# what is a bar hog?



## duckwhisperer

what is a bar hog?


----------



## southerntaco98

A boar with no balls lol been castrated.


----------



## Dpsmith

its a boar hog that has been cut, (castrated) and turned loose back in the wild. they grow faster, fater, and dont have that strong boar taste, smell to them.


----------



## cowboy174

A bar hog is a boar hog that has been cut (casterated).


----------



## duckwhisperer

oh thats right. ive been told that just didnt remember. thanks guys


----------



## WolfPack

Some might call it a GAY boar.


----------



## smitty8765

A boar that has been caught, de-nutted, released and given time to plot revenge. These are the meanest, nastiest, dog killinest hogs that we used to catch. Especially when the people who caught/cut him last time lobbed off 1 or 2 of their ears and the dogs dont have anything to grab on to.
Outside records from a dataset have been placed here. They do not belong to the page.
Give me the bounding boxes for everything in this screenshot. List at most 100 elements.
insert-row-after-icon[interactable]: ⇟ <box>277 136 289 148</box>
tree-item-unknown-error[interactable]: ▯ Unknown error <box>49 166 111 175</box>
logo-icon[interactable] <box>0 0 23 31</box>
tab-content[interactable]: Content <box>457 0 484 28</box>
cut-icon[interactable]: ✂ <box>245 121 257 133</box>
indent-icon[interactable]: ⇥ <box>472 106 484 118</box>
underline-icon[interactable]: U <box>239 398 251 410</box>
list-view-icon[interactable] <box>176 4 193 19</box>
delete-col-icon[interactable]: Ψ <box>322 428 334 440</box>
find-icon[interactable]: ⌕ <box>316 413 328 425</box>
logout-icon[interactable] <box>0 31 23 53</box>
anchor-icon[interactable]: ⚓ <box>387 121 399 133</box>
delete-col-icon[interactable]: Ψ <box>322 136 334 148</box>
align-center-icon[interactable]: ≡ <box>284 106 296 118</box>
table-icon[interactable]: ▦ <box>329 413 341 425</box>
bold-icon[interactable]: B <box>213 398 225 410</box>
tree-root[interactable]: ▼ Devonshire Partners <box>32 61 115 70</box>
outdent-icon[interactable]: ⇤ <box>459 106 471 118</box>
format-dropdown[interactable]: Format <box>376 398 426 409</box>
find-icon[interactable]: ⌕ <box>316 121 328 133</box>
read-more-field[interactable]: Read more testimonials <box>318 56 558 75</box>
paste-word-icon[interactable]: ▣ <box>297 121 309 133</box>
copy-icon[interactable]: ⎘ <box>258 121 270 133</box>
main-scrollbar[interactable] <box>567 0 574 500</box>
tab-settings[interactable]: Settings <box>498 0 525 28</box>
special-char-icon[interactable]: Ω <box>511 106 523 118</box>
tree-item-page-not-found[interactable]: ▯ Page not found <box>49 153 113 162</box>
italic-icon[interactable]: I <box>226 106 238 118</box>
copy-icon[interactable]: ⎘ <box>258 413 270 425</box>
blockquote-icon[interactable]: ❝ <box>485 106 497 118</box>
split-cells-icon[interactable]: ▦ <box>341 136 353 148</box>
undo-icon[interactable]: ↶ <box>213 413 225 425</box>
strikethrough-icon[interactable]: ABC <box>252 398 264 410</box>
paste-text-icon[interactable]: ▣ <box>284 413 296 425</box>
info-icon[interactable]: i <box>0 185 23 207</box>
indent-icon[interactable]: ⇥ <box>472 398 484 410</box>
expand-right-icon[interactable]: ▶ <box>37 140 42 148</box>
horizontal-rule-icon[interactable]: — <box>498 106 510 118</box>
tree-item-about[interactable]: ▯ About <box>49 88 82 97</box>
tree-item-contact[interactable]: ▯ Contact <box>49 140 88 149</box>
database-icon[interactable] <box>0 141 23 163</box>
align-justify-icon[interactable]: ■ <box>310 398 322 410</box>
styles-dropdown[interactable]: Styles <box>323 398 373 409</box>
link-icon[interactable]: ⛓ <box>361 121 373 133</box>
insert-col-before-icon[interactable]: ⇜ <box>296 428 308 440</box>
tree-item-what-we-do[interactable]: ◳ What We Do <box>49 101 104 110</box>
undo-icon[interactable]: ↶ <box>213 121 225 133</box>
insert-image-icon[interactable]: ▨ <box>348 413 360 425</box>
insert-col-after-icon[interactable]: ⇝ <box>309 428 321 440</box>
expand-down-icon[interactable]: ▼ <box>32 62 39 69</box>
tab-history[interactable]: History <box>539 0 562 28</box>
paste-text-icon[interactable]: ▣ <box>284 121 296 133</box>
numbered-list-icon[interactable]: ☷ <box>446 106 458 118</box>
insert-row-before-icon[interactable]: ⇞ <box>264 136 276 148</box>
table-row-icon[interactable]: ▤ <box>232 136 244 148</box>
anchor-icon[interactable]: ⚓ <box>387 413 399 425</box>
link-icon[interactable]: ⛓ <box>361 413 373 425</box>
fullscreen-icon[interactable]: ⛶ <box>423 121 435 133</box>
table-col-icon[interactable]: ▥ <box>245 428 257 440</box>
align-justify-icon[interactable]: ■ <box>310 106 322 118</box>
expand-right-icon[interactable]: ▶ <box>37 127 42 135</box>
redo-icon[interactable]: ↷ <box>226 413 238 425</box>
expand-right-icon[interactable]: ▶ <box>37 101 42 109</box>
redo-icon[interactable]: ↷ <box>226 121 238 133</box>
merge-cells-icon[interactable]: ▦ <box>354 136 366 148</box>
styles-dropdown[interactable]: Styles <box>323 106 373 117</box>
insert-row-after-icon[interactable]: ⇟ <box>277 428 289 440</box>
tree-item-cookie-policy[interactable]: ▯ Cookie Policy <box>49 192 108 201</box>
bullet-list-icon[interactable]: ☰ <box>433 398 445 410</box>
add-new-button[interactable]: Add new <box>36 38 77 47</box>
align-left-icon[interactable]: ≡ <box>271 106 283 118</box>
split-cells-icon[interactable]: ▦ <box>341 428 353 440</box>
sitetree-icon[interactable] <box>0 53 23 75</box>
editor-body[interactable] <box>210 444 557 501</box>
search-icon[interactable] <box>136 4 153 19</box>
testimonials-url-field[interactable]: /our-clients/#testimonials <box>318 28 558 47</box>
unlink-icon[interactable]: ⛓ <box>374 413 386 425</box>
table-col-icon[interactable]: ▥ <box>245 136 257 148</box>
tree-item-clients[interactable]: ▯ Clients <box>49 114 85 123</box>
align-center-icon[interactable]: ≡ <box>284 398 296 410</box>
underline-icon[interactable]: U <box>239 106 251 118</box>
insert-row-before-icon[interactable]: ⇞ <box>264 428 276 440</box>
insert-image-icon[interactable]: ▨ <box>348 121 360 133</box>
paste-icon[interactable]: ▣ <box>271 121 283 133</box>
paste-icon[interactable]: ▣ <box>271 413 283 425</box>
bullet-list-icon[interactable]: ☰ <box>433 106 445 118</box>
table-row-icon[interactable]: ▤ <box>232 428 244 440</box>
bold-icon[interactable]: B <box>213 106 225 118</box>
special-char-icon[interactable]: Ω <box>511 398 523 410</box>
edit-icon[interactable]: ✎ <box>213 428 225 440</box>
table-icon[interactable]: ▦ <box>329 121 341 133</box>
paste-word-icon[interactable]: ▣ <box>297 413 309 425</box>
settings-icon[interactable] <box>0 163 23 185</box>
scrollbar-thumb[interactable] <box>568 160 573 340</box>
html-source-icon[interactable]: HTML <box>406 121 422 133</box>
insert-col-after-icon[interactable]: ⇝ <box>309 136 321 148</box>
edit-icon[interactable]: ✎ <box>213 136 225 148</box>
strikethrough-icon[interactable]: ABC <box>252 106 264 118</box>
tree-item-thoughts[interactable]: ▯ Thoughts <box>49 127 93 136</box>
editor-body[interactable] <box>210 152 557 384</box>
They are good eatin though.


----------



## redlevel

Actually, the proper terminology is 'barrow.'

Hog growers castrate the male pigs very early in life, often at birth.  The castrated males are barrows, and the sexually immature females are gilts.  The listing for market hogs on the Chicago Board of Trade used to be for "barrows and gilts."  Still is, far as I know.


----------